Van juntos a la peluquería, al supermercado, al gimnasio, al cine. Abandonan todas sus actividades individuales. Sus amistades anteriores a la pareja ya no pueden compartir charlas individuales, todo debe ser dicho en presencia de ambos.

Este tipo de relación puede tornarse un verdadero calvario para la convivencia diaria, ya que tarde o temprano el desgaste daña a tal punto sus vidas que sólo adviene una tormentosa separación.

Primero yo y después yo.

La Lic. García Sayago indica que amar verdaderamente a alguien implica adoptar una actitud positiva con esa persona, apoyarla en sus estudios, emprendimientos y recibir lo mismo a cambio, dar consejos y acompañar ante decisiones erradas, pero nunca dejar de hacer lo que uno como individuo desea para estar las 24 horas del día para y por el otro.

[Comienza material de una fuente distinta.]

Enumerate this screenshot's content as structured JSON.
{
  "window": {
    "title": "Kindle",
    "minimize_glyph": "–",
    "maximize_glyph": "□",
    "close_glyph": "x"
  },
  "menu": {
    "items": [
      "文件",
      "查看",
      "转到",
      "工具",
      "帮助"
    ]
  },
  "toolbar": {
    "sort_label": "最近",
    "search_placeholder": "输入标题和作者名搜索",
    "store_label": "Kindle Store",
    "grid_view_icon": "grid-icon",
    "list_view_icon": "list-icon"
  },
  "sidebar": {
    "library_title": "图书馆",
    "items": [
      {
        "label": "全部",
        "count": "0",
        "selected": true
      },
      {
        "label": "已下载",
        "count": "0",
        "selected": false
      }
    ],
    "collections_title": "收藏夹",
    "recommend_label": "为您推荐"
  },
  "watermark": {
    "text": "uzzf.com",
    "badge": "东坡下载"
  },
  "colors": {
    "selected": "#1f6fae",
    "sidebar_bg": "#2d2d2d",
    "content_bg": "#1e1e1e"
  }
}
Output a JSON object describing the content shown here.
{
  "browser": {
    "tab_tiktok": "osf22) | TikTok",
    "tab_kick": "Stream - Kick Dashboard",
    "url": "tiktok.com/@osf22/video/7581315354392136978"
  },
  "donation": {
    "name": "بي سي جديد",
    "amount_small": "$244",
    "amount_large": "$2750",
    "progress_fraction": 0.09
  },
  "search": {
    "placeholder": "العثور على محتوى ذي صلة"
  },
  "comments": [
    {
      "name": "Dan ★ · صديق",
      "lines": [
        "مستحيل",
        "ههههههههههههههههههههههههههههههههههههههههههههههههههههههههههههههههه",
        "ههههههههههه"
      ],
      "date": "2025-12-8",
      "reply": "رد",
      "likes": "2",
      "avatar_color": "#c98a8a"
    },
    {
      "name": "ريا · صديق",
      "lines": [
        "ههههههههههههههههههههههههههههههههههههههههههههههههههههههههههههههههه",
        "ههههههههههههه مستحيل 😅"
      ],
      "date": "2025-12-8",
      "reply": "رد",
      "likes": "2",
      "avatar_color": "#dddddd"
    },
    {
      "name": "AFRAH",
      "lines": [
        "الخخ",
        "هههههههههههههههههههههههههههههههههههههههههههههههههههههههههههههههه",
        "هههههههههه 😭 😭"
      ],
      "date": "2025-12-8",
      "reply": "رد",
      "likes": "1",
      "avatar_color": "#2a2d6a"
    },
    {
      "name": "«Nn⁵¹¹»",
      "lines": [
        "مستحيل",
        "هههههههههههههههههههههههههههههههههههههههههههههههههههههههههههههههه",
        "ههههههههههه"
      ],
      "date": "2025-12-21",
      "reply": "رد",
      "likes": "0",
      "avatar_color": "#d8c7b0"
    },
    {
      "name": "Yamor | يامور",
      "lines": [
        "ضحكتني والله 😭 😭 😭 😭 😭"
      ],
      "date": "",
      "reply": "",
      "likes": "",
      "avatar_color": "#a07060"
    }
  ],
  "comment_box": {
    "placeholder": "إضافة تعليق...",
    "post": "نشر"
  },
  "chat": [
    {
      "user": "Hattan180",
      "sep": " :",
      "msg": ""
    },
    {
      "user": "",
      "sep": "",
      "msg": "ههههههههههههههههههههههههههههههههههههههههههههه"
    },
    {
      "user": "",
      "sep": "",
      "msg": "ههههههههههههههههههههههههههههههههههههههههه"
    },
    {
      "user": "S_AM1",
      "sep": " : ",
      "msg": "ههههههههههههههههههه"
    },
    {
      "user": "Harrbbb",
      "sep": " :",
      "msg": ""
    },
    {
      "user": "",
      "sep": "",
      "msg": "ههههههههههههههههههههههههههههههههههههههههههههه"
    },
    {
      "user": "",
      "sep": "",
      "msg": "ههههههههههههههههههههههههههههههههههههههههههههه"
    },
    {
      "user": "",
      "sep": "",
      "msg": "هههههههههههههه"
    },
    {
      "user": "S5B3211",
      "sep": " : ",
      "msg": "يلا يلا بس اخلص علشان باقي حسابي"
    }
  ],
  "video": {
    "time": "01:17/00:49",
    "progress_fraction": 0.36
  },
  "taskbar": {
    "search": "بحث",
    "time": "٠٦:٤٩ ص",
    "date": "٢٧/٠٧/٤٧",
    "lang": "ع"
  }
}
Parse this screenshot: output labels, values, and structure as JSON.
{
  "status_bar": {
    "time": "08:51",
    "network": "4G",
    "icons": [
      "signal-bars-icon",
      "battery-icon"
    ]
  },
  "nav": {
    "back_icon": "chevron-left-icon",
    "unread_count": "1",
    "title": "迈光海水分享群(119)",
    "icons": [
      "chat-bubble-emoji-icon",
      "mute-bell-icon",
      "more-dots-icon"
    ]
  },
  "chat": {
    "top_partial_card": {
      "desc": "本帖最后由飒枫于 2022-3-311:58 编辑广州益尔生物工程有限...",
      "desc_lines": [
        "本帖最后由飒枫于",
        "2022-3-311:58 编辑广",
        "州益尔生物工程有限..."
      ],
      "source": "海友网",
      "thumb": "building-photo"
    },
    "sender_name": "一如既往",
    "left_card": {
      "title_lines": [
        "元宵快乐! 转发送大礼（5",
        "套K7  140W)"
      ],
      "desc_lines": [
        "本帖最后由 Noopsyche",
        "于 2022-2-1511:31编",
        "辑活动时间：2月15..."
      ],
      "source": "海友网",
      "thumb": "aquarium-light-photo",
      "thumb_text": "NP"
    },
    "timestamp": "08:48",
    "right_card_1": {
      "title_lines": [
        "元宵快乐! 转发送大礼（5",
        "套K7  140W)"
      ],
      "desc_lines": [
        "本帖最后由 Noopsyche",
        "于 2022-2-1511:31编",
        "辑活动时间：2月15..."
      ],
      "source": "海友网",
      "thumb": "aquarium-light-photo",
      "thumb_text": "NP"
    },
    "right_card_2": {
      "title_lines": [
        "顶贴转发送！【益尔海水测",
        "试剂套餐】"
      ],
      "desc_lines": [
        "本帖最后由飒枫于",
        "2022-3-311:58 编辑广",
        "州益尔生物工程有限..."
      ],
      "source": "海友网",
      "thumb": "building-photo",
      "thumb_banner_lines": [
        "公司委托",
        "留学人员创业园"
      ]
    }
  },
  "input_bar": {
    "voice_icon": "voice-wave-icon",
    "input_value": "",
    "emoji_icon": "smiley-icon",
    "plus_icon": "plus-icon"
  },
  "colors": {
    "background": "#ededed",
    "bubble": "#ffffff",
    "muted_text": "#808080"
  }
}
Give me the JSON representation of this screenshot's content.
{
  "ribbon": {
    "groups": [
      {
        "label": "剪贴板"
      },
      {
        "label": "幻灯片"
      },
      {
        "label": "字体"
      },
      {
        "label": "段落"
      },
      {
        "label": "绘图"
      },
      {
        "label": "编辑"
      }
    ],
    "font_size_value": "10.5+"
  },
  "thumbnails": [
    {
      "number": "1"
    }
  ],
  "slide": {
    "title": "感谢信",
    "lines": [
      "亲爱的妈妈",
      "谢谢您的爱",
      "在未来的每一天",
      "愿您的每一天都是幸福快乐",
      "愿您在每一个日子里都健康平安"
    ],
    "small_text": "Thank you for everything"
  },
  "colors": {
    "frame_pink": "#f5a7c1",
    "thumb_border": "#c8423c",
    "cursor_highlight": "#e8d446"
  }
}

Muchas veces una pareja extremadamente demandante hace que el otro ceda toda su vida por su media naranja. Pero, sin duda, esta actitud de sumisión por un lado y egoísmo por el otro -cual amo y esclavo- marcará un rumbo de rencores y sufrimientos de alcoba.

Sentirse realizado como personas, cumplir los deseos más pequeños o más grandes y saberse amado son aspiraciones que cualquiera tiene derecho a experimentar.

Ser y dejar ser

La clave del amor implica, entonces, dejar ser al otro y ser uno mismo también. La solidaridad y cooperación conjunta para cumplir los sueños individuales que tenga cada integrante de la pareja requieren de una fuerte dosis de compromiso y comunicación diaria. De esta forma, el fortalecimiento de la relación se dará en armonía, promoviendo una vida conjunta llena de felicidad.